Mariupol’s mayor, Vadym Boychenko, warned cholera and other deadly diseases could kill thousands of people in the Russian-occupied city in southern Ukraine as corpses lie uncollected amid rising temperatures.
Boichenko, who is no longer in the devastated city, said wells had been contaminated by the corpses of people killed during weeks of Russian bombardment and siege, and that the collection of bodies by the city’s Russian occupiers was proceeding slowly, Reuters reports.
Speaking on national television, Boychenko said:
There is an outbreak of dysentery and cholera. This is unfortunately the assessment of our doctors: that the war which took over 20,000 residents … unfortunately, with these infection outbreaks, will claim thousands more Mariupolites.
Mariupol has been placed into quarantine, he said earlier. “Nobody is let in or out.” He told the BBC that “there are a lot of dead” in the city, adding:
They have not cleared the bodies of those they killed in the bombings. Many bodies are still under the ruins. The problem is compounded by the absence of garbage collection – the system hasn’t been functioning since February.

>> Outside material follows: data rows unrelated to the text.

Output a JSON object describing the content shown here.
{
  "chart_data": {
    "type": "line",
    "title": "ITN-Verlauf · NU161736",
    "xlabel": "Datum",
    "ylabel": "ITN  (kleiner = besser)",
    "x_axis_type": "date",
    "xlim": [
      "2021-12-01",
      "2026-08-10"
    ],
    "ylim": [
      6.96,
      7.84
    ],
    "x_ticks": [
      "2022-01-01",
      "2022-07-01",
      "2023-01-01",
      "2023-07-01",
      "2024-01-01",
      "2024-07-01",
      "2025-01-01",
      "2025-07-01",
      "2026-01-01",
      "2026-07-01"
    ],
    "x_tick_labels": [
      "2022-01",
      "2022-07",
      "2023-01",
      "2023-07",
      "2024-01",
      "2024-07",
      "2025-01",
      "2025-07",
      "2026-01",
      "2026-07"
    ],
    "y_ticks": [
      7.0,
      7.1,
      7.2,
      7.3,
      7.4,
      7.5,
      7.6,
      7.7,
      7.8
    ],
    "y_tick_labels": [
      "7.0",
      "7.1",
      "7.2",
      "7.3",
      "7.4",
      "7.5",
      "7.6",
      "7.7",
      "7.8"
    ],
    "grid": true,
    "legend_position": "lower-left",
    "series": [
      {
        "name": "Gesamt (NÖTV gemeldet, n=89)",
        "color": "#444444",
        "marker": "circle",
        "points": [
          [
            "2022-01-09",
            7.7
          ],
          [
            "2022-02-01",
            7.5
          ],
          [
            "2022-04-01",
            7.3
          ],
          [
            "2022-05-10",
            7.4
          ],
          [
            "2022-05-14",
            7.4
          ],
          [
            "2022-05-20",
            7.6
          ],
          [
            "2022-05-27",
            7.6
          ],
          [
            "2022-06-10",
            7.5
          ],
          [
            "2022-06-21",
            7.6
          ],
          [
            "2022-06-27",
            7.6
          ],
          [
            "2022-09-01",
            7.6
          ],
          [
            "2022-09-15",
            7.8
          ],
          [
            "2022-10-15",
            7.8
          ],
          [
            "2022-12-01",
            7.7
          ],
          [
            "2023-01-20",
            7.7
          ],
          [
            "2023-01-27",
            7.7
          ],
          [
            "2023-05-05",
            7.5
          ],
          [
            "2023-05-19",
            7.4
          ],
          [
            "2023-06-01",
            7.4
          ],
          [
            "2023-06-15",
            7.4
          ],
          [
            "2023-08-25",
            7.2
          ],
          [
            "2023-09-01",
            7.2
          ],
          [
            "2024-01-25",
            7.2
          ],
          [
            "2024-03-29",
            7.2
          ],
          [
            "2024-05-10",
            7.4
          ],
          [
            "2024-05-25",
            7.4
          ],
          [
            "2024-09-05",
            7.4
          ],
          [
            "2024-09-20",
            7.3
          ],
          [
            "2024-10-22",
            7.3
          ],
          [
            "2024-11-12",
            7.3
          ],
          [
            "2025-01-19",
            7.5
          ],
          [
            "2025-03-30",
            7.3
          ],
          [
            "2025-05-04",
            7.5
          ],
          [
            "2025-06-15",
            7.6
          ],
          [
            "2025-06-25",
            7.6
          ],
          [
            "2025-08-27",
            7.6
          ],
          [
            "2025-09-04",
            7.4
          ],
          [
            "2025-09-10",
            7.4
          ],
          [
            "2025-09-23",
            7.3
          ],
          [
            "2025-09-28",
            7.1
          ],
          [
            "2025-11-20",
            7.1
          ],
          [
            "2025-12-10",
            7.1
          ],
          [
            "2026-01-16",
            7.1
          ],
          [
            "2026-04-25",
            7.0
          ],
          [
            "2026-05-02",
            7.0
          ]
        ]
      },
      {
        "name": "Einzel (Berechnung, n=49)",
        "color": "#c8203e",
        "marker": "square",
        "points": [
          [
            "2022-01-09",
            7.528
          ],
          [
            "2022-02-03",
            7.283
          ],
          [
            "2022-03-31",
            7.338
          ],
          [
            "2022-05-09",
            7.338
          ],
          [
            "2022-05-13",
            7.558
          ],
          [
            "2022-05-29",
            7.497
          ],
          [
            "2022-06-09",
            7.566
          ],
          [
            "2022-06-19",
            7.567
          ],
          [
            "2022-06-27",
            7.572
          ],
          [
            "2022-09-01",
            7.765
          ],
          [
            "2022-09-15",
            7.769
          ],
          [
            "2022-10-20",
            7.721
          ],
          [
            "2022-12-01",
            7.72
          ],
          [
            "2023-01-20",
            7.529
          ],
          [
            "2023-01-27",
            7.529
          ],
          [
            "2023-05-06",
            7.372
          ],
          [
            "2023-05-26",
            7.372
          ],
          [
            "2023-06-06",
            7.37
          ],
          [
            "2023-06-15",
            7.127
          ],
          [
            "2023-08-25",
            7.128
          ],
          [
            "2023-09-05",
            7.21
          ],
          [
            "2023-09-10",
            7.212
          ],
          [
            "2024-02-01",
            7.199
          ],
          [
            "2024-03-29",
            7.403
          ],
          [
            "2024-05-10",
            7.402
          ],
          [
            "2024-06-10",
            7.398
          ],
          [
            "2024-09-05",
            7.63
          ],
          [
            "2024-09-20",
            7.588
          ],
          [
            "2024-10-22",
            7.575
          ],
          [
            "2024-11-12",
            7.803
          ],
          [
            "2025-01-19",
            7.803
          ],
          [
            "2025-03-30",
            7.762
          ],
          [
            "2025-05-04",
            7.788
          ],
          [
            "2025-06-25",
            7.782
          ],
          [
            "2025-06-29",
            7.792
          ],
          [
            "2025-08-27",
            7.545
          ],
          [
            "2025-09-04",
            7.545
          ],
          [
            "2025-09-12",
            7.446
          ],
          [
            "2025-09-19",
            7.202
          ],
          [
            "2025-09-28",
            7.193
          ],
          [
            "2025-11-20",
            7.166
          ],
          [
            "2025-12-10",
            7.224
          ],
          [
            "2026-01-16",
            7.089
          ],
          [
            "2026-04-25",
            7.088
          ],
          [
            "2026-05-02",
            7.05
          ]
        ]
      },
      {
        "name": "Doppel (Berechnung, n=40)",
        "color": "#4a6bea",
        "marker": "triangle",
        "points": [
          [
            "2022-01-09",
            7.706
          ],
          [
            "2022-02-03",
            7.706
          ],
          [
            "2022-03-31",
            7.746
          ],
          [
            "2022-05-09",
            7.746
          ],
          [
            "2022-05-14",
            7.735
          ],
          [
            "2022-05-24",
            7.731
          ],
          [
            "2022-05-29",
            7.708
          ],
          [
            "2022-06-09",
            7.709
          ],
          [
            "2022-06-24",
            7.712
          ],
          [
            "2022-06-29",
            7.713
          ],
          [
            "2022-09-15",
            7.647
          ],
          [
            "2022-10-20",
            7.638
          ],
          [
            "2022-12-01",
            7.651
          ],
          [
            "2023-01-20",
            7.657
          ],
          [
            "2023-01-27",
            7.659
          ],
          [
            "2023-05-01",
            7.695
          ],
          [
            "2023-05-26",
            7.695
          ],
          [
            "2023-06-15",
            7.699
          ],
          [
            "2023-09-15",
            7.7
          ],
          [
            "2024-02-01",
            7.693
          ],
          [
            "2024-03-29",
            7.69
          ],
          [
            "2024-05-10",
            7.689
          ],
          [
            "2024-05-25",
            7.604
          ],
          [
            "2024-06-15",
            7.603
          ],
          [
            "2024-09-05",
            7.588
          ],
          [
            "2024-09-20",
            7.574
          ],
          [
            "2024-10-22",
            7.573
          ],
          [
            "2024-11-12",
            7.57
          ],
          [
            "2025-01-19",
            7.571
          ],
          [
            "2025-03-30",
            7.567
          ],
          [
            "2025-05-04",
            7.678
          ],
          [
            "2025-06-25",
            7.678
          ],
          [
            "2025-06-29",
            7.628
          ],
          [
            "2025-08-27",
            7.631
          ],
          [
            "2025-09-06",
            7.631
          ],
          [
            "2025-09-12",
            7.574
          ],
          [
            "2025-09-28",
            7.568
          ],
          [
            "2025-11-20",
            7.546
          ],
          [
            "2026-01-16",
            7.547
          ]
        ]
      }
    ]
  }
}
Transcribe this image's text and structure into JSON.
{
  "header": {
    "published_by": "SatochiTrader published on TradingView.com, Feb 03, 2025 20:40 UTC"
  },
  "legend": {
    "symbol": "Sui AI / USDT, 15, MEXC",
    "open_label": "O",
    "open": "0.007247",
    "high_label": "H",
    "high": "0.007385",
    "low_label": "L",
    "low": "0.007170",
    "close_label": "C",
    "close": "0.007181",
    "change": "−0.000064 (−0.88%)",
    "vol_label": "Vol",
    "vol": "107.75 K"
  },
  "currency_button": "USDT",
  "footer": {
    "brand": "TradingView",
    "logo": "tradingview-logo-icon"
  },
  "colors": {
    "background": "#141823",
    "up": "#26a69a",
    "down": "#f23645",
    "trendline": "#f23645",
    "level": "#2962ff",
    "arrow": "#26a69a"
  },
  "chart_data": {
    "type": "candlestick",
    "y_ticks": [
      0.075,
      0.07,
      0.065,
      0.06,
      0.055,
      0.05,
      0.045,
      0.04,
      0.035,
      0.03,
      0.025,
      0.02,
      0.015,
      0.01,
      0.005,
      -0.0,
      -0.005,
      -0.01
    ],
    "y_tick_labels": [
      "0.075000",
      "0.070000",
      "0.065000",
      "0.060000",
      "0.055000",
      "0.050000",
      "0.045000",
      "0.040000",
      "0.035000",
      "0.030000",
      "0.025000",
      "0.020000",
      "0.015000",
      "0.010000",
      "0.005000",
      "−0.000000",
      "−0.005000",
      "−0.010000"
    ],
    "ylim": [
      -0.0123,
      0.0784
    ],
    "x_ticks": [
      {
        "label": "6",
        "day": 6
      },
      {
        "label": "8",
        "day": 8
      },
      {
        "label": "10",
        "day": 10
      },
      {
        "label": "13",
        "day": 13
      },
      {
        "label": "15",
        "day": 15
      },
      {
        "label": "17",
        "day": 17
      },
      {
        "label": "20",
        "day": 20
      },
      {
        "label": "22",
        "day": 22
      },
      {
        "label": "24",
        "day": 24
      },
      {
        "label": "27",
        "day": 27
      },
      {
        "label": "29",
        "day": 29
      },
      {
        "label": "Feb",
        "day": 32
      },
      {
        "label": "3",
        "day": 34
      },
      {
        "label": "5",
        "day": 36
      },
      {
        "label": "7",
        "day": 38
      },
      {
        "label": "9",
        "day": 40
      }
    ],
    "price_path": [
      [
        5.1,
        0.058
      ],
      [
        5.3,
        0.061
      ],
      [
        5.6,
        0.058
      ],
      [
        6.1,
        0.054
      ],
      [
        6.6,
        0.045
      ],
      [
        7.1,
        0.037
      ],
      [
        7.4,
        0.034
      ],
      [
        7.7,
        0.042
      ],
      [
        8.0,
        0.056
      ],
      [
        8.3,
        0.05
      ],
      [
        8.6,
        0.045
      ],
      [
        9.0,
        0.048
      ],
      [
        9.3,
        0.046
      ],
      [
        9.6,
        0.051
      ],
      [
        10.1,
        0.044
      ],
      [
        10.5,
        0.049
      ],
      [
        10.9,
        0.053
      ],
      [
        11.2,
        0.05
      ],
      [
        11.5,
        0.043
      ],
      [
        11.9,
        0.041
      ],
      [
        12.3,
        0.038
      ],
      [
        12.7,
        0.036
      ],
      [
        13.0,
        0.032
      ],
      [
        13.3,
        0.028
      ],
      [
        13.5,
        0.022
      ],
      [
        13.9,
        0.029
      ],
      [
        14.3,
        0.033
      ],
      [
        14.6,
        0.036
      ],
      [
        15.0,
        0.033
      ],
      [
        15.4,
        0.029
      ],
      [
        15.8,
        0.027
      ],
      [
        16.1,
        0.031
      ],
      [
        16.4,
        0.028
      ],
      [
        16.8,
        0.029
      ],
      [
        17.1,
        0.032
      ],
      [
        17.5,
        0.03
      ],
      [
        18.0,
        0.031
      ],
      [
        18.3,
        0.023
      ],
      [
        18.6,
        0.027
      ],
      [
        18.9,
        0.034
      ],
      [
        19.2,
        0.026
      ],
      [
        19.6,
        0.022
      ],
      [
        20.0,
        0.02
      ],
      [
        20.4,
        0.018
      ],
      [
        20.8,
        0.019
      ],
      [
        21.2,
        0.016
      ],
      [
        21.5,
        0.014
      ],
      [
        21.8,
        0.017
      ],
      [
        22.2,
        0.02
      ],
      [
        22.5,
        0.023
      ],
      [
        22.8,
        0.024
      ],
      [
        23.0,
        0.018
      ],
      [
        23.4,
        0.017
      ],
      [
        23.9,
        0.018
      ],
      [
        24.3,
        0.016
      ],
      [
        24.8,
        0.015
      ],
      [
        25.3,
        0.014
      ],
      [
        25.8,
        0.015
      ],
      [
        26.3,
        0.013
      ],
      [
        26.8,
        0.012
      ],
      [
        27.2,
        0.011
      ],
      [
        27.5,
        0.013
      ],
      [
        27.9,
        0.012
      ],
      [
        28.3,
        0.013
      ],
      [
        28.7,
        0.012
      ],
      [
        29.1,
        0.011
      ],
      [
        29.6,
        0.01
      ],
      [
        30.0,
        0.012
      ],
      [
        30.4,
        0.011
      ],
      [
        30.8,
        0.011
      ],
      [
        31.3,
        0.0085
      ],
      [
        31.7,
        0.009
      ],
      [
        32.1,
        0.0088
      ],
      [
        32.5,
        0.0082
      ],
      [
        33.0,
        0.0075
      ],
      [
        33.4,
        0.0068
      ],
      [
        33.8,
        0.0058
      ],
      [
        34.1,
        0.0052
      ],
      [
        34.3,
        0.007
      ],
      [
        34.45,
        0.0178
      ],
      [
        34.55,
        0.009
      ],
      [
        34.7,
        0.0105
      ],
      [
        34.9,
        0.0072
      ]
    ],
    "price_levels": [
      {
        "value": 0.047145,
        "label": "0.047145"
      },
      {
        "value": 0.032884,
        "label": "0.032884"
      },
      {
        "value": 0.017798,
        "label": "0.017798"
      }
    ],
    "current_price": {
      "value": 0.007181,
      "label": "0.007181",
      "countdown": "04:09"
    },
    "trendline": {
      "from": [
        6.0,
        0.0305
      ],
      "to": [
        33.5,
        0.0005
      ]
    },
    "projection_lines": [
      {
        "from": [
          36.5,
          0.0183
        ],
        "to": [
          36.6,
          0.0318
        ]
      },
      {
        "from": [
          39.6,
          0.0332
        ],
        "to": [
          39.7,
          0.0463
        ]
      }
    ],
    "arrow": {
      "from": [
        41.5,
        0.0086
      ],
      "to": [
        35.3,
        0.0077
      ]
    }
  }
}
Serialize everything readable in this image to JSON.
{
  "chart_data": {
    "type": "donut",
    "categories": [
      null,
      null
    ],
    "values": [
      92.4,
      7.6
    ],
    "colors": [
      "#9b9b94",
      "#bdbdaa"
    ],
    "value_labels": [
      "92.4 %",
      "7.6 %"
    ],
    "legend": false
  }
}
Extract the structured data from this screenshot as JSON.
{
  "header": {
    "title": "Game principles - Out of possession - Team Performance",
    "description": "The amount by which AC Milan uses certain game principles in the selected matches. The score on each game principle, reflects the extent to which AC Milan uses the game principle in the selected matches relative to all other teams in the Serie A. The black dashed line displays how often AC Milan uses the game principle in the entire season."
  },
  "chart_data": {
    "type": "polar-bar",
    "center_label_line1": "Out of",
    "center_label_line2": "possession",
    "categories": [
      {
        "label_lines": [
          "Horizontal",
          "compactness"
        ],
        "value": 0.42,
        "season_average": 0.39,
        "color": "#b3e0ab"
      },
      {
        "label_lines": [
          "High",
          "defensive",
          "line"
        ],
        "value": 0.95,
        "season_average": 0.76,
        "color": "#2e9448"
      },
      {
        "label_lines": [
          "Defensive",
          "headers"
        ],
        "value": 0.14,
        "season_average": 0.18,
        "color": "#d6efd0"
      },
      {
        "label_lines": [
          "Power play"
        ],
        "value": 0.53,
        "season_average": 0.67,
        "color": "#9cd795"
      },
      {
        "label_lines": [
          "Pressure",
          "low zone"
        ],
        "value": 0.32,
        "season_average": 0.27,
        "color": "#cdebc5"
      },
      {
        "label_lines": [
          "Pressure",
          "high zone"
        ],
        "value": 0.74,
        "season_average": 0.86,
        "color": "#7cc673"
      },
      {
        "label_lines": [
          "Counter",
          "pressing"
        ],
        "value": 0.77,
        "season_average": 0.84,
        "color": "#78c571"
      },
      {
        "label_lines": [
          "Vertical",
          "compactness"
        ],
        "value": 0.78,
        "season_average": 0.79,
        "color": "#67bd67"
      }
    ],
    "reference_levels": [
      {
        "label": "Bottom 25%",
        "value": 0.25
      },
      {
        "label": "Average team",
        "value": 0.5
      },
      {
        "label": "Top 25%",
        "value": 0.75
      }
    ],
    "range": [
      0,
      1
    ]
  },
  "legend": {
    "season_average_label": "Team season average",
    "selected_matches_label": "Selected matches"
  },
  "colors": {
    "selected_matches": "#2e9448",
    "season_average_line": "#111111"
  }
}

The situation was being made worse by it now being summer and hot, with heavy rain ruining makeshift burial places as well as a lack of functioning water and sewage systems, he said.
Boychenko told the BBC:
The resulting mix flows towards rivers and wells, where people draw and use it. This water is already poisoned. It has already propagated throughout the city. The occupation authorities bring water to the city, but not enough. People still go to the wells and take that poisoned water.
Earlier today, Britain’s defence ministry said there was a risk of a major cholera outbreak in Mariupol because medical services were likely near collapse. Russia is struggling to provide basic public services to the population in Russian-occupied territories, it said.
About 100,000 people are in the city that once had a population of about 430,000 before Russian troops invaded the country, according to Ukrainian officials.